Affective and psychotic conditions show increased prevalence during the perimenopause compared to pre- and postmenopausal periods [3, 4]. While fluctuations in ovarian hormones, in particular estradiol, are thought to trigger the onset of perimenopausal affective [7] or psychotic symptoms [5], not all women show susceptibility. Furthermore, estrogen treatment shows empirical support for reducing perimenopausal affective [8,9,10] and psychosis symptoms [5]; however, benefits are not universal. Characterizing neuromolecular pathways by which estrogen fluctuations during the perimenopausal period (e.g., via ovarian quiescence or estrogen treatment) trigger affective and psychotic symptoms is warranted. The mesolimbic dopamine pathway shows dysfunction in both depression [20, 21] and psychosis [24, 25]. Furthermore, fluctuations in estradiol have been found to alter the function in this pathway [26]. Preclinical evidence suggests the mesolimbic dopamine pathway may mediate the relationship between ovarian hormone withdrawal and depressive symptoms [12]. The PEEPS study will be the first mechanistic clinical trial to probe the relationship between neural and molecular measures of reward system function and estrogen-mediated changes in affective and psychosis behaviors during the perimenopausal period. The results of this trial will inform future studies predicting susceptibility to perimenopausal affective and psychotic conditions and developing targeted treatments.

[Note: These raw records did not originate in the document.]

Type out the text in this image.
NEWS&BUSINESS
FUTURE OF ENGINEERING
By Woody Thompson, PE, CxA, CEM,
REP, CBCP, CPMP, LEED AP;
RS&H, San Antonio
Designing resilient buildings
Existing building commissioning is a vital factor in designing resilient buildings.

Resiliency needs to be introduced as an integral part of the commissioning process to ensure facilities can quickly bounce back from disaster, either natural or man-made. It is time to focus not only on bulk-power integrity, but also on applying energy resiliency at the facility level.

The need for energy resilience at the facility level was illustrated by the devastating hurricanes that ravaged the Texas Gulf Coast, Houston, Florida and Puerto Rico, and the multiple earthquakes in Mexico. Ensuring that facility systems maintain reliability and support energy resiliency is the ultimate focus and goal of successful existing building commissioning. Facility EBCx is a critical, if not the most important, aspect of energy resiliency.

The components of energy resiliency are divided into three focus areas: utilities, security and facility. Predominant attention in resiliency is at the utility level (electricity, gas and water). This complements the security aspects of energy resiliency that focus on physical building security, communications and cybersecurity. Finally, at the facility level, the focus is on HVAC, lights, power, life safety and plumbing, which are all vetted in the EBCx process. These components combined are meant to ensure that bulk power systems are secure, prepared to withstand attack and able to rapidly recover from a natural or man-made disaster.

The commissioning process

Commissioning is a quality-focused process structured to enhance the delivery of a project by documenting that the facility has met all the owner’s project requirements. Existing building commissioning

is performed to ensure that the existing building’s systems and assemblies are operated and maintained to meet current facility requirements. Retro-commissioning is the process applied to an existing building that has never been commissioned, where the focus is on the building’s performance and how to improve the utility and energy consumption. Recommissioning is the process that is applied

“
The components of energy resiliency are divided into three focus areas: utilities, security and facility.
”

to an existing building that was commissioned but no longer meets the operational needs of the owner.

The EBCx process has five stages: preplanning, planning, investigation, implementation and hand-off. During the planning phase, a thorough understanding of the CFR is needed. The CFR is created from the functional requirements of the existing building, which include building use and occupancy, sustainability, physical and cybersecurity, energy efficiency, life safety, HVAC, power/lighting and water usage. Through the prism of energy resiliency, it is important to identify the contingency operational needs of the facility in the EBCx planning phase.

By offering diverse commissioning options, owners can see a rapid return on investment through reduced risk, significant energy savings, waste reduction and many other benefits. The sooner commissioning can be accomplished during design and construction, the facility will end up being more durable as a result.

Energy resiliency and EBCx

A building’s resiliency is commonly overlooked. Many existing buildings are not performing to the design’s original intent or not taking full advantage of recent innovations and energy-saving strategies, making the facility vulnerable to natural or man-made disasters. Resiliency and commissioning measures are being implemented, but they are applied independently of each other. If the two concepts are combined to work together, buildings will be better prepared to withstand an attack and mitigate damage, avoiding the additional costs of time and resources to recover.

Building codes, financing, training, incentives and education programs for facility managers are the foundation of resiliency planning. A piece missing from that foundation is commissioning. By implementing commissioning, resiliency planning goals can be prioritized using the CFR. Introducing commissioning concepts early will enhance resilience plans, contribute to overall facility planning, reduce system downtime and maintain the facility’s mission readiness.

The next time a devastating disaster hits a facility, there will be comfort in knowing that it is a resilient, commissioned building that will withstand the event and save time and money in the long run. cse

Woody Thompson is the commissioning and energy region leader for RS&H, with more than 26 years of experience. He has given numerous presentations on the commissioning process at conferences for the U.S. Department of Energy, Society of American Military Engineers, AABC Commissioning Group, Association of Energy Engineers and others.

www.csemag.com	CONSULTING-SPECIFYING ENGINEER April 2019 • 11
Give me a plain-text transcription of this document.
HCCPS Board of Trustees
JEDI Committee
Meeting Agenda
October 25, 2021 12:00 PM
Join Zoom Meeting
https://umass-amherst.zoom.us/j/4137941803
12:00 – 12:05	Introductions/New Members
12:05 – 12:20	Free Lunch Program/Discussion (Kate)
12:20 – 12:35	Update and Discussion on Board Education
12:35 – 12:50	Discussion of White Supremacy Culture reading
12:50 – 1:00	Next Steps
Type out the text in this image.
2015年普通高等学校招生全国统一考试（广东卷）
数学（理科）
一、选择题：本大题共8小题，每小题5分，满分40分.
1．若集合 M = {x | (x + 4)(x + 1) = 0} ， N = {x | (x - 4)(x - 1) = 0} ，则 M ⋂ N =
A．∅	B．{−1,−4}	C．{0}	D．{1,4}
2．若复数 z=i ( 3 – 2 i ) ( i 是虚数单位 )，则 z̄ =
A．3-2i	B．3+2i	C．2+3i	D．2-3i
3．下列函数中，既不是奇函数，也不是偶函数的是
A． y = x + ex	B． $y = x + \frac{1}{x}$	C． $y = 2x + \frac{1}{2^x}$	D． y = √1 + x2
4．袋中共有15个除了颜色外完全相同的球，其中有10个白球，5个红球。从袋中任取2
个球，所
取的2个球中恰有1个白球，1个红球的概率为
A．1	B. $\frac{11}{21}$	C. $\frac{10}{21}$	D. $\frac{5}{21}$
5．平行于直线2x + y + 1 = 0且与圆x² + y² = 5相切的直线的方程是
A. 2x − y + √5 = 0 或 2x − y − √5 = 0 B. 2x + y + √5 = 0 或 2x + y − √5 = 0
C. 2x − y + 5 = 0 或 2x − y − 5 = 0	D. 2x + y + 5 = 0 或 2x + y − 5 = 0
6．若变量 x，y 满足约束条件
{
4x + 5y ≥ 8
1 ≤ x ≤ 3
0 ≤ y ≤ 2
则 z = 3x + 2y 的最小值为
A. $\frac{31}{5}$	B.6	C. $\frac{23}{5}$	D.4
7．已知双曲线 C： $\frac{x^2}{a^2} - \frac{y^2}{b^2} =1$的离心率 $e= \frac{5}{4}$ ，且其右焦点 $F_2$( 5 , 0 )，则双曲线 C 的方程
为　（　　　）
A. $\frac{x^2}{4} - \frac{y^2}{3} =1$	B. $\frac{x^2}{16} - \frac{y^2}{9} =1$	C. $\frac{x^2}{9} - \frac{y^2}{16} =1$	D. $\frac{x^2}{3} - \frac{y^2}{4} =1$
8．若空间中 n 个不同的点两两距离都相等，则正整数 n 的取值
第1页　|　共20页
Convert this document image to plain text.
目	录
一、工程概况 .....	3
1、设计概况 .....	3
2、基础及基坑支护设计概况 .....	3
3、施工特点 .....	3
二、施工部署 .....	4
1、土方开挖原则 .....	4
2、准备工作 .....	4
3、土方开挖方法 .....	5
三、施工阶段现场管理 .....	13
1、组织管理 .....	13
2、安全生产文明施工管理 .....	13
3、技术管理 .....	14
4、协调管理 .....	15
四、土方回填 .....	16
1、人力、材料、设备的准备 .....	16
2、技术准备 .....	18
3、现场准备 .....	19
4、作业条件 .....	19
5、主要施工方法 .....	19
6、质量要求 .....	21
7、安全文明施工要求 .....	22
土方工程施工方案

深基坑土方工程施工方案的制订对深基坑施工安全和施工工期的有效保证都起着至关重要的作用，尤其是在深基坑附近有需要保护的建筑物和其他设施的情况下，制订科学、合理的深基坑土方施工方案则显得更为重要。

In accordance with the NIMH RDoC framework, this trial aims to characterize the etiology of psychiatric symptoms experienced during the perimenopausal period in terms of varying degrees of impairment in psychological and biological systems linked to Positive Valence System dysfunction [66]. Specifically, this mechanistic trial will use transdiagnostic inclusion criteria measuring psychiatric symptom dimensions (i.e., anhedonia, psychosis) linked to both the perimenopausal transition and dysfunction in brain reward system functioning. In complement and with the intent of increasing sample homogeneity, the trial will use DSM-based criteria to exclude participants who present with conditions linked to reward system dysfunction with non-endocrine-related etiology. By applying this integrated RDoC framework with DSM-based exclusion criteria in a pharmacologic, simultaneous PET-fMRI design, this study may serve as a framework for probing the neuromolecular basis by which specific pharmacologic compounds impact broad psychological domains implicated in mental health and well-being. In the context of reproductive transitions and associated mental health symptoms, this paradigm could be modified to address the effects of various sex hormones on neurotransmitter systems to characterize susceptibility and evaluate treatments. Such research has the potential to broadly enhance scientific understanding of relationships between sex hormones, neurotransmitter system function, and psychiatric symptom dimensions in women across hormone transitions, including puberty, menstruation, pregnancy, and menopause.

Trial status

This trial was granted UNC-Chapel Hill Institutional Review Board approval on 12/16/2021 and approval by its Data Safety Monitoring Board in April 2022. Recruitment was initiated on 04/01/2022. This is version 1.6 of the study protocol (06/09/2022). Recruitment will end December 31, 2026.